11. Data Validation
Data validation ensures incoming data meets quality standards before training or inference. Bad data produces bad models. Unlike model validation (which evaluates predictions), data validation evaluates inputs.
Core validation dimensions:
- Completeness: No missing values beyond acceptable thresholds
- Correctness: Values within valid ranges
- Consistency: Same format, same distributions
- Freshness: Data is recent enough for the use case
The Great Expectations library provides declarative data validation:
# validate_data.py
import great_expectations as ge
import pandas as pd
def validate_training_data(path: str) -> dict:
"""Validate dataset and return validation report."""

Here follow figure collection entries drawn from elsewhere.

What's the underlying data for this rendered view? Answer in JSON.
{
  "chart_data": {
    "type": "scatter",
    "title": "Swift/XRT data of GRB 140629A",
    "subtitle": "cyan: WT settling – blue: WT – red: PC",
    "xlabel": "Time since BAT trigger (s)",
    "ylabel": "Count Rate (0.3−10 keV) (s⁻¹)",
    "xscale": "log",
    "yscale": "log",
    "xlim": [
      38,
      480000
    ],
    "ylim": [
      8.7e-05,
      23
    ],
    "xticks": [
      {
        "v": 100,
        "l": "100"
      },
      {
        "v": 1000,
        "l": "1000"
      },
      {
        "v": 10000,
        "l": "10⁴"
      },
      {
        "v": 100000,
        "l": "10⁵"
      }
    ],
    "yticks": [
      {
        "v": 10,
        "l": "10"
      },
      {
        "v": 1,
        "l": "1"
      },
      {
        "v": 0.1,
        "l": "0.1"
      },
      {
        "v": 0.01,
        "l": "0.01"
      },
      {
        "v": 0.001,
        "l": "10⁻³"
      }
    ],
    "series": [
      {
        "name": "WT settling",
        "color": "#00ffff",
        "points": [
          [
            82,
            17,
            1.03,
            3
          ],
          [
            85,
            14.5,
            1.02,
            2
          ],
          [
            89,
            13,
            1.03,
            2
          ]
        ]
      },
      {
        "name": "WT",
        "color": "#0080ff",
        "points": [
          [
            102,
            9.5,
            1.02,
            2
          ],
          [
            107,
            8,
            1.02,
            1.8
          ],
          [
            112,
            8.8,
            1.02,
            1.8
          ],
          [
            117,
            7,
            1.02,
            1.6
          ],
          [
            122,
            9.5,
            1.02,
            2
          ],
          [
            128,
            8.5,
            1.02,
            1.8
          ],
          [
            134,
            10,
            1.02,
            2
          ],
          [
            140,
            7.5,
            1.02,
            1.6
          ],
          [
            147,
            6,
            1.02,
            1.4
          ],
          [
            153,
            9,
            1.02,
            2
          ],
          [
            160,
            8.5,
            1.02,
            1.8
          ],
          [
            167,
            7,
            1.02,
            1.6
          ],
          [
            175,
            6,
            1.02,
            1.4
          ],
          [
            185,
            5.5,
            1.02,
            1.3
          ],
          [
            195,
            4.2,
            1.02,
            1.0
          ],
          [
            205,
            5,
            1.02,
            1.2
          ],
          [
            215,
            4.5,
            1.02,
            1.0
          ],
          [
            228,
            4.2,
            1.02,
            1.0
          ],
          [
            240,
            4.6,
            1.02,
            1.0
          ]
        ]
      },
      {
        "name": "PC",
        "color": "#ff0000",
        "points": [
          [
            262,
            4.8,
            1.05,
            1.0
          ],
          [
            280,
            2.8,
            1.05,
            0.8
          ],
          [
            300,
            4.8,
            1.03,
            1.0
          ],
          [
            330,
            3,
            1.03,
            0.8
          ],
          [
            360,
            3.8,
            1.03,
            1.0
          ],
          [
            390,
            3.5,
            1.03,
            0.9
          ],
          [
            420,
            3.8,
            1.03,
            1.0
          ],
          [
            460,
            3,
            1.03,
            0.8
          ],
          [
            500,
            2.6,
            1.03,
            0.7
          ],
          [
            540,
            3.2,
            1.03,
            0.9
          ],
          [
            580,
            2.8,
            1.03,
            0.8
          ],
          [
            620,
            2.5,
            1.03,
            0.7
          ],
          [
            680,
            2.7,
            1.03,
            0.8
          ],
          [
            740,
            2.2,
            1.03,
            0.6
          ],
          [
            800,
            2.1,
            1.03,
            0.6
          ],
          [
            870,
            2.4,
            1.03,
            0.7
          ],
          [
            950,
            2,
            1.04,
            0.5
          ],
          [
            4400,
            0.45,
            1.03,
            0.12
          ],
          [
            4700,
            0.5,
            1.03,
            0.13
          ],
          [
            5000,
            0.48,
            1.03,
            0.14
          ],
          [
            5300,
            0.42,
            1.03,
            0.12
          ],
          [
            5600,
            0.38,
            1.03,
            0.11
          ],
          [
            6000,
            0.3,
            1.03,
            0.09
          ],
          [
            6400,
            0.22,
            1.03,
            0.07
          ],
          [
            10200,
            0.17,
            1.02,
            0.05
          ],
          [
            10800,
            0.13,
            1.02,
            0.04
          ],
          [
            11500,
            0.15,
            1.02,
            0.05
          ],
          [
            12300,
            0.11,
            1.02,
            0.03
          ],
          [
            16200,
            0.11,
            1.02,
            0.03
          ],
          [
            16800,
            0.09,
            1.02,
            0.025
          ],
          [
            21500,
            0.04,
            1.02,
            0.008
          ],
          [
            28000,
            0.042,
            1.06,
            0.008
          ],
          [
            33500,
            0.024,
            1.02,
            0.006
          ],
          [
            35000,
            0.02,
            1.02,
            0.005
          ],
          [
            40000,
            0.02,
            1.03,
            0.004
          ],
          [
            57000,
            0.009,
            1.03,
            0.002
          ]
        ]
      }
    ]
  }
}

df = ge.from_pandas(pd.read_csv(path))
# Define expectations
expectations = [
{"expectation": "expect_column_to_exist", "kwargs": {"column": "text"}},
{"expectation": "expect_column_to_exist", "kwargs": {"column": "label"}},
{"expectation": "expect_column_values_to_not_be_null", "kwargs": {"column": "text"}},
{"expectation": "expect_column_value_lengths_to_be_between",
"kwargs": {"column": "text", "min_value": 1, "max_value": 10000}},
{"expectation": "expect_column_values_to_be_in_set",
"kwargs": {"column": "label", "value_set": [0, 1]}},
]
results = {"passed": [], "failed": []}
for exp in expectations:
expectation = getattr(df, exp["expectation"])
try:
result = expectation(**exp["kwargs"])
if result.success:
results["passed"].append(exp["expectation"])
else:
results["failed"].append({
"expectation": exp["expectation"],
"details": result
})
except Exception as e:
results["failed"].append({
"expectation": exp["expectation"],
"error": str(e)
})
return results
report = validate_training_data("data/training.csv")
print(f"Passed: {len(report['passed'])}, Failed: {len(report['failed'])}")
Local verification checkpoint
Run the smallest example from this chapter in a local workspace and record the package version, runtime, data path, and observed output. If the result depends on model size, vector count, CPU/GPU backend, or available memory, note that constraint beside the exercise so the lesson remains reproducible.
Install Great Expectations. Create expectations for a dataset you're using. Run validation and fix any failures. Add distribution expectations comparing your data to a baseline distribution.